The fall of Iain Duncan Smith

Duncan Smith's leadership was damaged by his lack of support amongst many of his MPs and the perception that he was a weak uncharismatic leader. On 14 February 2003 former MP Barry Legg was selected as Conservative Party Chief Executive. He was from the right of the party and replaced moderniser Mark MacGregor. This triggered factional infighting and on 23 February 2003 The Independent newspaper published a story that members of parliament were considering a vote of confidence due to Duncan Smith's perceived unelectability. On 1 May 2003 Crispin Blunt resigned from the Conservative front bench and demanded a no confidence motion in Duncan Smith, the day before local government elections. On 7 May Barry Legg resigned amid continuing disquiet.

On 13 October 2003 the parliamentary watchdog began an investigation into Duncan Smith's past employment of his wife as his diary secretary. There were allegations that she was on the parliamentary payroll for apparently doing no work. On 18 October Sir Patrick Cormack suggested that Duncan Smith should call a vote of confidence in his leadership. On 22 October major party donor Stuart Wheeler said there was an overwhelming case to replace Duncan Smith.

For a vote of confidence to occur 15 percent of Conservative MPs (at the time, 25 MPs) had to write to the Chairman of the 1922 Committee demanding the vote. On 26 October, amid mounting claims that the threshold of 25 was about to be reached, Duncan Smith made an appearance on television daring his opponents to show their hand by the evening of 29 October, or to withdraw their challenge. He also stated that he would not step down if a vote was called.
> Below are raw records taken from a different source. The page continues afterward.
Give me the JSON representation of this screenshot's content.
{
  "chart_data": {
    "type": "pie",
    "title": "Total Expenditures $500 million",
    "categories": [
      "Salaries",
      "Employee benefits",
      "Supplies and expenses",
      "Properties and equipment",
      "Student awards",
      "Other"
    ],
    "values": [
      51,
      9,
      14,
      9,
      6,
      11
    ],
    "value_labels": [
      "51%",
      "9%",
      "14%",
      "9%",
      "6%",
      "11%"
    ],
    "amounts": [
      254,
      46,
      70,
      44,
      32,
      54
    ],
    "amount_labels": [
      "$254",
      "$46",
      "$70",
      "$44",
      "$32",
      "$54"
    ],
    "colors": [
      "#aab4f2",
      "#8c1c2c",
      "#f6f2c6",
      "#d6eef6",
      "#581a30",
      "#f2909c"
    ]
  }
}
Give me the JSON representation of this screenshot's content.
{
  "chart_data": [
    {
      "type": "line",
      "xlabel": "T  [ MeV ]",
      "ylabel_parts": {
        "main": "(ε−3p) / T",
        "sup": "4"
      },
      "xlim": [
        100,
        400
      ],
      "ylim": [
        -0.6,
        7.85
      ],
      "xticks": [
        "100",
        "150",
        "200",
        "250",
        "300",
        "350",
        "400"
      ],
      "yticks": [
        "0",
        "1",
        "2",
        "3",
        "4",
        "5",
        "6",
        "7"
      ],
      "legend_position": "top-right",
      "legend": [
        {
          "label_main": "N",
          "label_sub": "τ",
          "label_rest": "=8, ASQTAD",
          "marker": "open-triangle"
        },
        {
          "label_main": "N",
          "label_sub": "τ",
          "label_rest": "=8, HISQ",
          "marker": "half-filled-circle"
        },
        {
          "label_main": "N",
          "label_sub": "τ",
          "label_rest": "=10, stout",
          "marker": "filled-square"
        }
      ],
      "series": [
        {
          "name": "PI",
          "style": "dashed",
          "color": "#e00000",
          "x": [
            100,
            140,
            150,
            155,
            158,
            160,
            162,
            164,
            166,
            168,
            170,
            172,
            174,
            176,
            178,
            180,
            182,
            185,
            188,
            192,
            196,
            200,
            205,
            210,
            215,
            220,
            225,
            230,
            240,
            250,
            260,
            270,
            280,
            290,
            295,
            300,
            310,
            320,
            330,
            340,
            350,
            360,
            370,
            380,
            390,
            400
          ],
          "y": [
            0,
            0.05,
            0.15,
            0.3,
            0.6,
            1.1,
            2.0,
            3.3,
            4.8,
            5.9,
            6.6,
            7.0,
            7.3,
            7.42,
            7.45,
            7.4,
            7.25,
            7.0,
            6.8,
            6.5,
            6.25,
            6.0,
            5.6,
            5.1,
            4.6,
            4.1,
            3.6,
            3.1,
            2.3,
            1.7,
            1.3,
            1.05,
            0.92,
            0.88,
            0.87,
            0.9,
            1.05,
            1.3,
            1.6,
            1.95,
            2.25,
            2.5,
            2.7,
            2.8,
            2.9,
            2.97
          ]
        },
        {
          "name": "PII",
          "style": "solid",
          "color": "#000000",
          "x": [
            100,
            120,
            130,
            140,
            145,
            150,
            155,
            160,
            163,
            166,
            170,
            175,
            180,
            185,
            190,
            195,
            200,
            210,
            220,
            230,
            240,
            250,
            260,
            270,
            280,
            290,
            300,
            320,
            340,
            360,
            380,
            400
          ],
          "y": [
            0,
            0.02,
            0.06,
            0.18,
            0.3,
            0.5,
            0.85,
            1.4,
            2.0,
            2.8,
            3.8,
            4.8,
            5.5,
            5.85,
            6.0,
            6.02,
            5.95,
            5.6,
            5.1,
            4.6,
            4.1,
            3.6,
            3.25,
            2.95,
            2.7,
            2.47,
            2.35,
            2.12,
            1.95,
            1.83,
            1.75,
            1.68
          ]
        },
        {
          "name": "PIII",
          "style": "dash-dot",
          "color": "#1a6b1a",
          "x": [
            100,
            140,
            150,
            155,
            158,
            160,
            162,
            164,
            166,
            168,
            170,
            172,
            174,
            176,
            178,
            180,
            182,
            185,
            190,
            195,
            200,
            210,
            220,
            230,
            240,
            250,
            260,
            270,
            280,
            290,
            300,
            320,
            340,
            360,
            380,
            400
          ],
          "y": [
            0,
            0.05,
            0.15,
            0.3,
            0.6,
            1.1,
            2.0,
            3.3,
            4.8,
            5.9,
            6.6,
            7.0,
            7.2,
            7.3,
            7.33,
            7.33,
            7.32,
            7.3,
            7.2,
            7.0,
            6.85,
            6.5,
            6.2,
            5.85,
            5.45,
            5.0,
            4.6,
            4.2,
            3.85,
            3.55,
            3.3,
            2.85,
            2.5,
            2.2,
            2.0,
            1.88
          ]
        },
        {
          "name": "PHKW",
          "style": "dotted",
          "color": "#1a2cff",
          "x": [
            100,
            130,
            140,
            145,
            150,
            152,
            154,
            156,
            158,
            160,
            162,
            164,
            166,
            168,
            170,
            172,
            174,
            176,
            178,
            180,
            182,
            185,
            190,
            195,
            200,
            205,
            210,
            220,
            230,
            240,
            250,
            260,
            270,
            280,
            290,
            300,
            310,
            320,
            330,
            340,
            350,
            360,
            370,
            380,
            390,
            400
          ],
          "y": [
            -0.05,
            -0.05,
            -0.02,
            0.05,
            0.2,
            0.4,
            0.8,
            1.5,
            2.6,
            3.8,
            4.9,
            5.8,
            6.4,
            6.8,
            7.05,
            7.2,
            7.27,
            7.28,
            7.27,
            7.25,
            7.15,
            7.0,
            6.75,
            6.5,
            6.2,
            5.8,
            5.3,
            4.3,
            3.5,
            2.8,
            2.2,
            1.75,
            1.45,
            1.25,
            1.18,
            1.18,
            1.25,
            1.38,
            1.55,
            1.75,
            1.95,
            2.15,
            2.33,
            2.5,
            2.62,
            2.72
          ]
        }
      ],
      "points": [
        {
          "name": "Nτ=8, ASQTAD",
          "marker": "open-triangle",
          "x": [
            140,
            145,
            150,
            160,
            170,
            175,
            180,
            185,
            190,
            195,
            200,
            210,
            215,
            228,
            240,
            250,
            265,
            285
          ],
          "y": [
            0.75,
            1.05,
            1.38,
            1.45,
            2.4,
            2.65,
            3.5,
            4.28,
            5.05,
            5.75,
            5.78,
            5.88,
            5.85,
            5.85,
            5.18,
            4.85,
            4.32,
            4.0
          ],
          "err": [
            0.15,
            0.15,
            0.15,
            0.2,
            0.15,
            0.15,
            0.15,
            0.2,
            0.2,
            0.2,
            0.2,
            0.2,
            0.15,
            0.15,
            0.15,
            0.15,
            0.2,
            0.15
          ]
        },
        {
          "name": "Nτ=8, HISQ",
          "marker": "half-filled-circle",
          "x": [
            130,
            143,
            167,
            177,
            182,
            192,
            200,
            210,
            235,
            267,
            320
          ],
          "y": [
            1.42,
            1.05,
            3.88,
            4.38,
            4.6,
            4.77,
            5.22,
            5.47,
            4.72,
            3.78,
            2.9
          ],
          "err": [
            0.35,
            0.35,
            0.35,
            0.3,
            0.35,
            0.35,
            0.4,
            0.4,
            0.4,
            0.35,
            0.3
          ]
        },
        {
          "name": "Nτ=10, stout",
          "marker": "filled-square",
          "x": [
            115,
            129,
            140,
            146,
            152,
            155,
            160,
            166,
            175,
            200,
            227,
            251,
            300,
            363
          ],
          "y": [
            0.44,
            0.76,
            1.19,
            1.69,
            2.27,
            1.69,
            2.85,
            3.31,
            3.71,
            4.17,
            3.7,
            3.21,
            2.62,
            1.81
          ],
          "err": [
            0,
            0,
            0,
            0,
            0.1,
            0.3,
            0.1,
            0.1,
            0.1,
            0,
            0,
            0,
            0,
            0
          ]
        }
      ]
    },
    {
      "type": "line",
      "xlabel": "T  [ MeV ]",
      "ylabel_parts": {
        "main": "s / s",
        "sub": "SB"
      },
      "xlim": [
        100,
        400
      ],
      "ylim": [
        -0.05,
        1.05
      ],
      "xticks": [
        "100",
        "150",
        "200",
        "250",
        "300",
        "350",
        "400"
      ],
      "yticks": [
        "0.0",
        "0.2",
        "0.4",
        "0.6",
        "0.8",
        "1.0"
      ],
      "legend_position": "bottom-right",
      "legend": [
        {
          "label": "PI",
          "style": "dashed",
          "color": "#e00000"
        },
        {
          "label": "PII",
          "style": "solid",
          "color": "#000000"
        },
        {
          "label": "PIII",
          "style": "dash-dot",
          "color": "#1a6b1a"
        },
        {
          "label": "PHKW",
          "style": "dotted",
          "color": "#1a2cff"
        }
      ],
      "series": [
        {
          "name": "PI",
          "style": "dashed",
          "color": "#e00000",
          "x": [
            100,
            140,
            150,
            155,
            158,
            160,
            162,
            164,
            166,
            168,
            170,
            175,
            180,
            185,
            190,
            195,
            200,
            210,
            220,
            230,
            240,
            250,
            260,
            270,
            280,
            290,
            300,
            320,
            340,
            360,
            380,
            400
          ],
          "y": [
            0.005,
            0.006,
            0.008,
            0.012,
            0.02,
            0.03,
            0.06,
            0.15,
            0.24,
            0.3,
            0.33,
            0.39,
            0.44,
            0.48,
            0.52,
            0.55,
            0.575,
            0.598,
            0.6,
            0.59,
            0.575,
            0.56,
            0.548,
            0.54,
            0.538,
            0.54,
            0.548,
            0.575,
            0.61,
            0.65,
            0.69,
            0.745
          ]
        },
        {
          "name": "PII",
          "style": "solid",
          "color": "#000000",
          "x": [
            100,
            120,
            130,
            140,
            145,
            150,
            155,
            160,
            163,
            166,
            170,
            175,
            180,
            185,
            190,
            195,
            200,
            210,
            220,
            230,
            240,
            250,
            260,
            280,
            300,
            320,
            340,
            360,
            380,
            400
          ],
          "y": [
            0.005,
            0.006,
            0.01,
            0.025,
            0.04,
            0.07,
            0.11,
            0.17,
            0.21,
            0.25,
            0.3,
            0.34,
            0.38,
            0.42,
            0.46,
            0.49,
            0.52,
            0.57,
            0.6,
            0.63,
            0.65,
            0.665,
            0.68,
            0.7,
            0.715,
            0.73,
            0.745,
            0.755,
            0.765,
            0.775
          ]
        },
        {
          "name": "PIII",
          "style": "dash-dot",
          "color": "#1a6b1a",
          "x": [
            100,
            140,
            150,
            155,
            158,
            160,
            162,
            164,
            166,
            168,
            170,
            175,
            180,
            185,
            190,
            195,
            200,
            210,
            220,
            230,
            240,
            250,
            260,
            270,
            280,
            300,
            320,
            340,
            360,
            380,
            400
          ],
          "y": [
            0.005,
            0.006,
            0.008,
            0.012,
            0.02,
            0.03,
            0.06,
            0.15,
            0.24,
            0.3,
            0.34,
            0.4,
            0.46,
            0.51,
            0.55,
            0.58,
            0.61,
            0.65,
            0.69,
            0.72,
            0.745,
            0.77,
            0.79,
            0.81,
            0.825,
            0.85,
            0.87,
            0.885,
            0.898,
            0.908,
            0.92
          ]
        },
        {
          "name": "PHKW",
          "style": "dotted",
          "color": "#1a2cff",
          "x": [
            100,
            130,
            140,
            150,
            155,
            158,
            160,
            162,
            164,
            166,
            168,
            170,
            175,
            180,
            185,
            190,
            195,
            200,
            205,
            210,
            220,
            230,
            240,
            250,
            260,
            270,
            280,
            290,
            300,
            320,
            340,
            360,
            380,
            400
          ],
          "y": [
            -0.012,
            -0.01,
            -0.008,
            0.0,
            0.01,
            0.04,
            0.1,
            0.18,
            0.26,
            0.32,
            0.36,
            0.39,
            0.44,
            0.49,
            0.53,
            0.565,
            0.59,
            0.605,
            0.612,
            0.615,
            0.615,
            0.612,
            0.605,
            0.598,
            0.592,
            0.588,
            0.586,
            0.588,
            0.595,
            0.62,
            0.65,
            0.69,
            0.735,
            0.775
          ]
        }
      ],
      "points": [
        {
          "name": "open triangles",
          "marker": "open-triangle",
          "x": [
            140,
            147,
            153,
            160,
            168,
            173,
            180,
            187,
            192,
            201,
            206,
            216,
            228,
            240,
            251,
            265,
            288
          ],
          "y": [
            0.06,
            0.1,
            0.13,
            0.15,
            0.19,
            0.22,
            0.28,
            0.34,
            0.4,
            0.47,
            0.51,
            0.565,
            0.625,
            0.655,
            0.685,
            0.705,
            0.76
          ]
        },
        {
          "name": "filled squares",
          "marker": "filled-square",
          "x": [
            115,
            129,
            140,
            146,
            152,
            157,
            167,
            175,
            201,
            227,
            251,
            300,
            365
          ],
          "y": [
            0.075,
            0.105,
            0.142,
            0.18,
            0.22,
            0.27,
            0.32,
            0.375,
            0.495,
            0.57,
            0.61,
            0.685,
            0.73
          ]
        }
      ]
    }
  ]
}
On 28 October Sir Michael Spicer, chairman of the 1922 Committee, announced that he had received at least 25 votes and the vote of no confidence was held on 29 October 2003. Duncan Smith lost the vote 75-90. (It, perhaps, should be noted that the demand by Duncan Smith to have the matter "resolved" by 29 October had no bearing in the party constitution. Had the required number of votes not been received until 30 October - or later - the result would have been the same, in that a vote of confidence would still have been called by Sir Michael Spicer.)

The rise of Michael Howard

As soon as the result of the confidence vote was known MPs David Davis and Oliver Letwin announced that they were supporting former Home Secretary Michael Howard. Kenneth Clarke and Tim Yeo announced they would not be running. Michael Ancram, deputy leader of the party, gave the qualified statement that he would not stand against Howard so long as no other candidate came forward - widely seen as a warning against other candidates standing. The prospect of a sole candidate raised many questions as to whether or not ordinary party members would have the opportunity to decide whether they accepted Howard as leader, with some suggestions for an all-member ballot. No other candidates came forward and Howard was elected unopposed on 6 November 2003. The board of the Conservative Party decided not to have that ratified by the party membership.